Rznomics Inc., a South Korea based biopharmaceutical company specializing in the development of RNA-based gene therapeutics, has received phase 1/2a IND approval from the U.S. FDA for its glioblastoma multiforme (GBM) treatment.
RZ-001 initially obtained IND approval for hepatocellular carcinoma (HCC), but Rznomics also found pre-clinical efficacy in GBM models and submitted the IND for the GBM.
As the first U.S. FDA-approved ribozyme-based RNA reprogramming approach to be evaluated in patients, RZ-001, a gene therapy approach utilizing the company’s proprietary trans-splicing ribozyme-based RNA reprogramming and editing technology, is a replication-incompetent adenoviral vector that expresses an hTERT targeting ribozyme with multiple additional MoA to treat GBM patients.
The trans-splicing ribozyme is derived from the self-splicing Tetrahymena group I intron, which both recognizes and reprograms the target RNA into the therapeutic transcript of interest.
Rznomics’ unique features
Ribozyme-based RNA editing technology developed by Rznomics has unique features, which the company said differentiate it from other nucleic acid-based editing approaches. A single RNA molecule is catalytically capable of both suppressing target RNA expression and simultaneously expressing a therapeutic RNA. Thus, no potentially antigenic proteins or cofactors are required. Also, safety can be improved by selectively inducing therapeutic RNA expression only in cells/tissues where the target gene is expressed.
Therapeutic gene expression can be regulated proportionally to endogenous cellular target RNA levels. Also, editing occurs at the RNA level, not the genomic level, thus eliminating concerns about genomic toxicity and eternal genome changes.
Indications with multiple mutation sites scattered throughout a target RNA can be edited with a single RNA designed to react upstream of all mutations and by replacing and editing large stretches of RNA. Additional safety can be conferred by building control mechanisms into the ribozyme itself, without the need to modulate intrinsic cellular mechanisms or external proteins.

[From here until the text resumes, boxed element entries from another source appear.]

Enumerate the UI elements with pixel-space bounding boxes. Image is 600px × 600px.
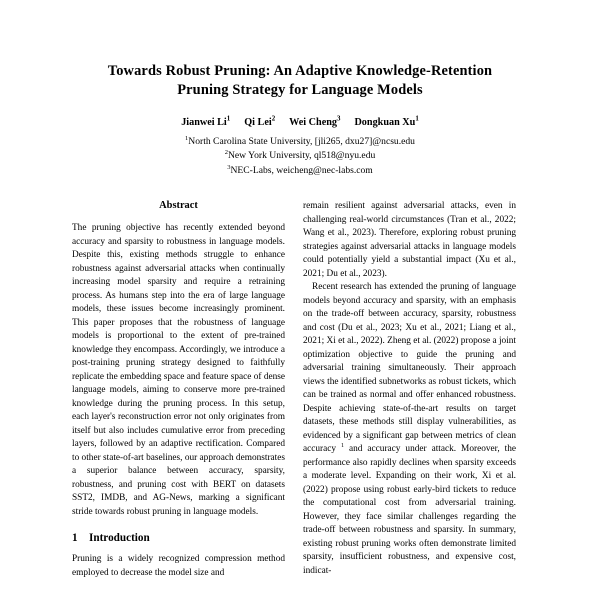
abstract-heading: Abstract [159, 200, 198, 211]
author-entry [181, 117, 230, 128]
affiliation-item [72, 164, 528, 178]
author-affiliation-mark: 1 [226, 115, 231, 123]
affiliation-text: NEC-Labs, weicheng@nec-labs.com [230, 164, 373, 176]
author-entry [289, 117, 340, 128]
abstract-paragraph: The pruning objective has recently extended beyond accuracy and sparsity to robustness in language models. Despite this, existing methods struggle to enhance robustness against adversarial attacks when continually increasing model sparsity and require a retraining process. As humans step into the era of large language models, these issues become increasingly prominent. This paper proposes that the robustness of language models is proportional to the extent of pre-trained knowledge they encompass. Accordingly, we introduce a post-training pruning strategy designed to faithfully replicate the embedding space and feature space of dense language models, aiming to conserve more pre-trained knowledge during the pruning process. In this setup, each layer's reconstruction error not only originates from itself but also includes cumulative error from preceding layers, followed by an adaptive rectification. Compared to other state-of-art baselines, our approach demonstrates a superior balance between accuracy, sparsity, robustness, and pruning cost with BERT on datasets SST2, IMDB, and AG-News, marking a significant stride towards robust pruning in language models. [72, 223, 285, 517]
paper-title-line-1: Towards Robust Pruning: An Adaptive Knowledge-Retention [107, 63, 493, 79]
affiliation-item [72, 149, 528, 163]
author-entry [354, 117, 418, 128]
affiliation-mark: 3 [227, 163, 231, 171]
author-name: Jianwei Li [181, 117, 227, 129]
section-number: 1 [72, 532, 78, 545]
author-list [72, 100, 528, 129]
paragraph-text-part-a: Recent research has extended the pruning of language models beyond accuracy and sparsity, with an emphasis on the trade-off between accuracy, sparsity, robustness and cost (Du et al., 2023; Xu et al., 2021; Liang et al., 2021; Xi et al., 2022). Zheng et al. (2022) propose a joint optimization objective to guide the pruning and adversarial training simultaneously. Their approach views the identified subnetworks as robust tickets, which can be trained as normal and offer enhanced robustness. Despite achieving state-of-the-art results on target datasets, these methods still display vulnerabilities, as evidenced by a significant gap between metrics of clean accuracy [303, 282, 516, 455]
section-title: Introduction [89, 532, 150, 545]
footnote-reference-marker: 1 [341, 443, 345, 450]
affiliation-mark: 1 [185, 135, 189, 143]
paper-title [72, 0, 528, 100]
paragraph-text-part-b: and accuracy under attack. Moreover, the performance also rapidly declines when sparsity exceeds a moderate level. Expanding on their work, Xi et al. (2022) propose using robust early-bird tickets to reduce the computational cost from adversarial training. However, they face similar challenges regarding the trade-off between robustness and sparsity. In summary, existing robust pruning works often demonstrate limited sparsity, insufficient robustness, and expensive cost, indicat- [303, 444, 516, 576]
section-heading-introduction [72, 519, 285, 553]
affiliation-text: New York University, ql518@nyu.edu [227, 150, 376, 162]
affiliation-item [72, 135, 528, 149]
right-column [303, 200, 516, 600]
author-name: Dongkuan Xu [354, 117, 416, 129]
author-affiliation-mark: 1 [415, 115, 419, 123]
author-name: Wei Cheng [289, 117, 337, 129]
author-name: Qi Lei [244, 117, 272, 129]
introduction-paragraph: Pruning is a widely recognized compression method employed to decrease the model size and [72, 554, 285, 578]
body-paragraph-continued: remain resilient against adversarial attacks, even in challenging real-world circumstances (Tran et al., 2022; Wang et al., 2023). Therefore, exploring robust pruning strategies against adversarial attacks in language models could potentially yield a substantial impact (Xu et al., 2021; Du et al., 2023). [303, 201, 516, 279]
author-entry [244, 117, 275, 128]
two-column-body [72, 200, 528, 600]
author-affiliation-mark: 2 [271, 115, 276, 123]
paper-title-line-2: Pruning Strategy for Language Models [177, 82, 423, 99]
affiliation-list [72, 129, 528, 178]
author-affiliation-mark: 3 [336, 115, 341, 123]
body-paragraph-recent-research [303, 281, 516, 578]
left-column [72, 200, 285, 600]
affiliation-mark: 2 [224, 149, 228, 157]
affiliation-text: North Carolina State University, [jli265, dxu27]@ncsu.edu [188, 136, 415, 148]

RZ-001 engenders effective anti-GBM activity by suppressing hTERT expression selectively in cancer cells, which over-express hTERT, and by simultaneously inducing a cytotoxic effect by trans ligating an HSVtk-encoding sequence into the reprogrammed hTERT mRNA.
The result of such editing induces immune cell infiltrations into GBM tumors and hampers angiogenesis in the tumor tissues in preclinical animal models.
Rznomics expanding pipeline
The phase 1/2a clinical trial will be a dose escalation/expansion study to assess the safety and tolerability of RZ-001 and to determine the most effective dose with the least toxicities of RZ-001 in recurrent GBM patients without extracranial metastases.
“It’s a monumental achievement of Rznomics that RZ-001, the first trans-splicing ribozyme therapy at the front of our therapeutic pipeline, has successfully received another IND approval in the United States with the indication for the GBM. I am really grateful that RZ-001 earned the opportunity to potentially fulfill the unmet needs of GBM patients. Through the advanced development phase, I hope Rznomics can provide more new therapeutic options to patients suffering from intractable diseases. Rznomics will further expand our pipeline by targeting indications with highly unmet medical needs for which the unique characteristics of our platform technology may be the most competitively applied,” said Seong-Wook Lee, CEO and founder of Rznomics.
In addition to the HCC & GBM, Rznomics is developing ribozyme-based RNA editing treatments for Alzheimer’s disease (RZ-003) and inherited retinal dystrophies, called retinitis pigmentosa (RZ-004).
Earlier this year, CANbridge Pharmaceuticals reported a 67% five-year survival rate in a study of its drug candidate, CAN008, alongside standard chemoradiotherapy treatment.
And last year, Northwest Biotherapeutics, which is developing DCVax personalized immune therapies for solid tumor cancers, reported positive results with both newly-diagnosed and recurrent glioblastoma patients.